John M. Townsend is a partner in the Washington, D.C., office of Hughes Hubbard & Reed LLP and is the chair of the firm’s Arbitration and ADR Group. He is a member of the Board of Directors and the Executive Committee of the American Arbitration Association. He also chairs the AAA’s Law Committee.
Too often, drafters of arbitration agreements attempt to reinvent the wheel. There are time-tested arbitration clauses that work well and are easily adapted to transactions the parties plan to enter. John Townsend tells drafters how to avoid the most common pitfalls—or deadly sins—and how to draft the clause the right way. In so doing, drafters can steer clear of such problems as over-specificity, ambiguity, conflicting clauses, and other problems.
From time to time, someone tries to define what a perfect arbitration clause would look like. Efforts to do so usually founder on one of the strengths of arbitration, which is its adaptability to the particular circumstances of the parties and the dispute. Therefore, while it is difficult to generalize about what would make a “perfect” clause, it is not nearly as difficult to identify some of the features that make for a bad one. This article identifies seven of the most damning “sins” that plague arbitration clauses and offers suggestions for addressing the most important issues drafters face.

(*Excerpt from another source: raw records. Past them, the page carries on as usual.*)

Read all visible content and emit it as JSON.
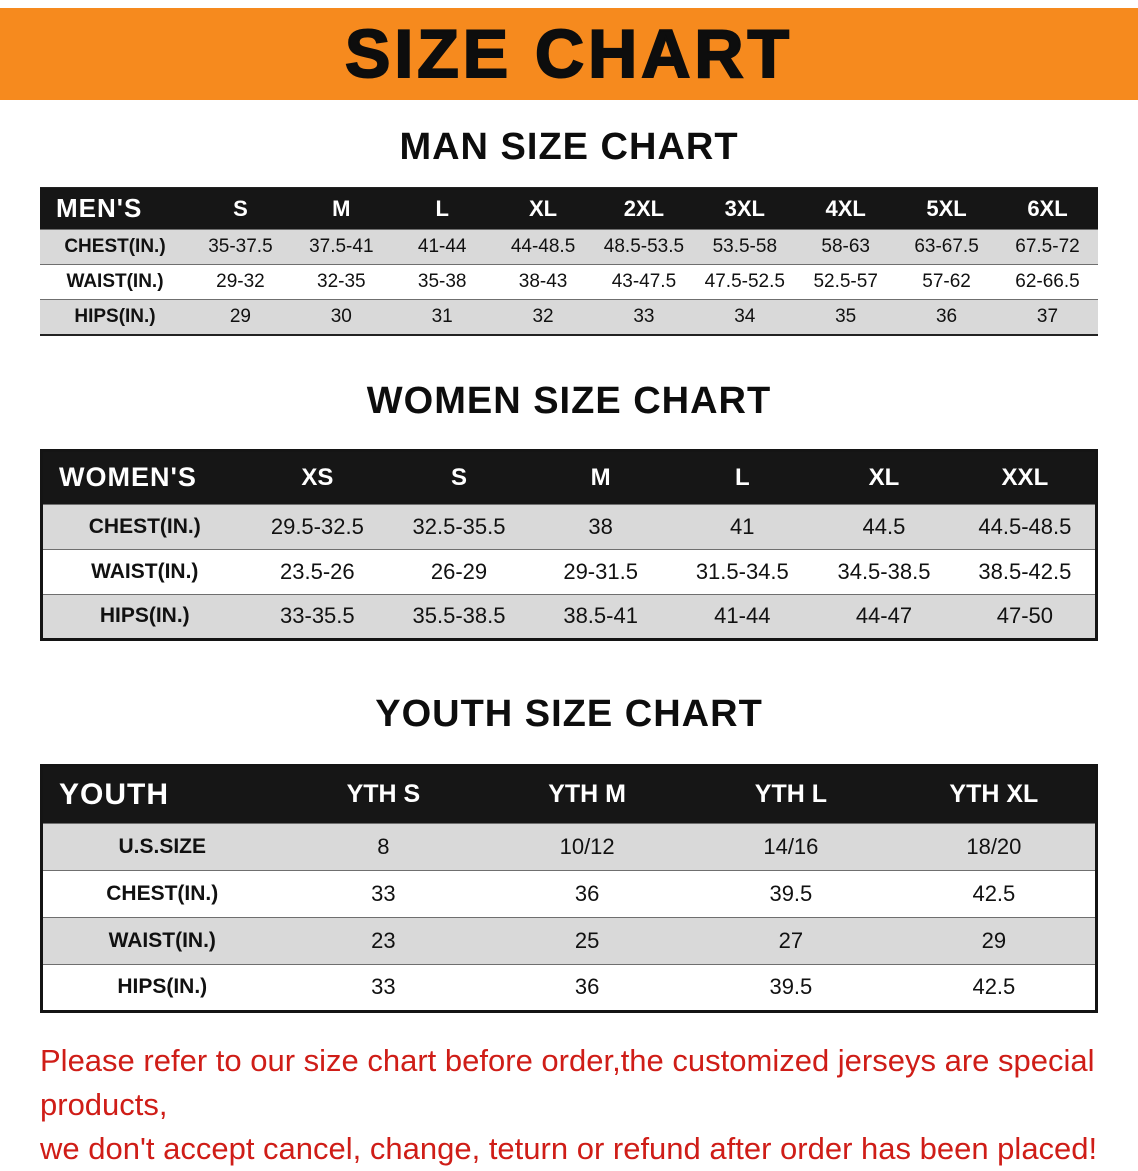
{
  "banner": {
    "title": "SIZE CHART"
  },
  "men": {
    "heading": "MAN SIZE CHART",
    "table": {
      "corner": "MEN'S",
      "columns": [
        "S",
        "M",
        "L",
        "XL",
        "2XL",
        "3XL",
        "4XL",
        "5XL",
        "6XL"
      ],
      "rows": [
        {
          "label": "CHEST(IN.)",
          "values": [
            "35-37.5",
            "37.5-41",
            "41-44",
            "44-48.5",
            "48.5-53.5",
            "53.5-58",
            "58-63",
            "63-67.5",
            "67.5-72"
          ]
        },
        {
          "label": "WAIST(IN.)",
          "values": [
            "29-32",
            "32-35",
            "35-38",
            "38-43",
            "43-47.5",
            "47.5-52.5",
            "52.5-57",
            "57-62",
            "62-66.5"
          ]
        },
        {
          "label": "HIPS(IN.)",
          "values": [
            "29",
            "30",
            "31",
            "32",
            "33",
            "34",
            "35",
            "36",
            "37"
          ]
        }
      ]
    }
  },
  "women": {
    "heading": "WOMEN SIZE CHART",
    "table": {
      "corner": "WOMEN'S",
      "columns": [
        "XS",
        "S",
        "M",
        "L",
        "XL",
        "XXL"
      ],
      "rows": [
        {
          "label": "CHEST(IN.)",
          "values": [
            "29.5-32.5",
            "32.5-35.5",
            "38",
            "41",
            "44.5",
            "44.5-48.5"
          ]
        },
        {
          "label": "WAIST(IN.)",
          "values": [
            "23.5-26",
            "26-29",
            "29-31.5",
            "31.5-34.5",
            "34.5-38.5",
            "38.5-42.5"
          ]
        },
        {
          "label": "HIPS(IN.)",
          "values": [
            "33-35.5",
            "35.5-38.5",
            "38.5-41",
            "41-44",
            "44-47",
            "47-50"
          ]
        }
      ]
    }
  },
  "youth": {
    "heading": "YOUTH SIZE CHART",
    "table": {
      "corner": "YOUTH",
      "columns": [
        "YTH S",
        "YTH M",
        "YTH L",
        "YTH XL"
      ],
      "rows": [
        {
          "label": "U.S.SIZE",
          "values": [
            "8",
            "10/12",
            "14/16",
            "18/20"
          ]
        },
        {
          "label": "CHEST(IN.)",
          "values": [
            "33",
            "36",
            "39.5",
            "42.5"
          ]
        },
        {
          "label": "WAIST(IN.)",
          "values": [
            "23",
            "25",
            "27",
            "29"
          ]
        },
        {
          "label": "HIPS(IN.)",
          "values": [
            "33",
            "36",
            "39.5",
            "42.5"
          ]
        }
      ]
    }
  },
  "footer": {
    "line1": "Please refer to our size chart before order,the customized jerseys are special products,",
    "line2": "we don't accept cancel, change, teturn or refund after order has been placed!"
  },
  "colors": {
    "banner_orange": "#f68a1e",
    "header_black": "#161616",
    "row_gray": "#d9d9d9",
    "footer_red": "#cf1d17"
  }
}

Credit for identifying the sin of equivocation as the cardinal sin of arbitration-clause drafting goes to Laurence Craig, Rusty Park and Jan Paulsson, who so named it in their book International Chamber of Commerce Arbitration.1 The essence of this sin is the failure to state clearly that the parties have agreed to binding arbitration. Because arbitration is a creature of contract, if there is no contract, there is no agreement to arbitrate.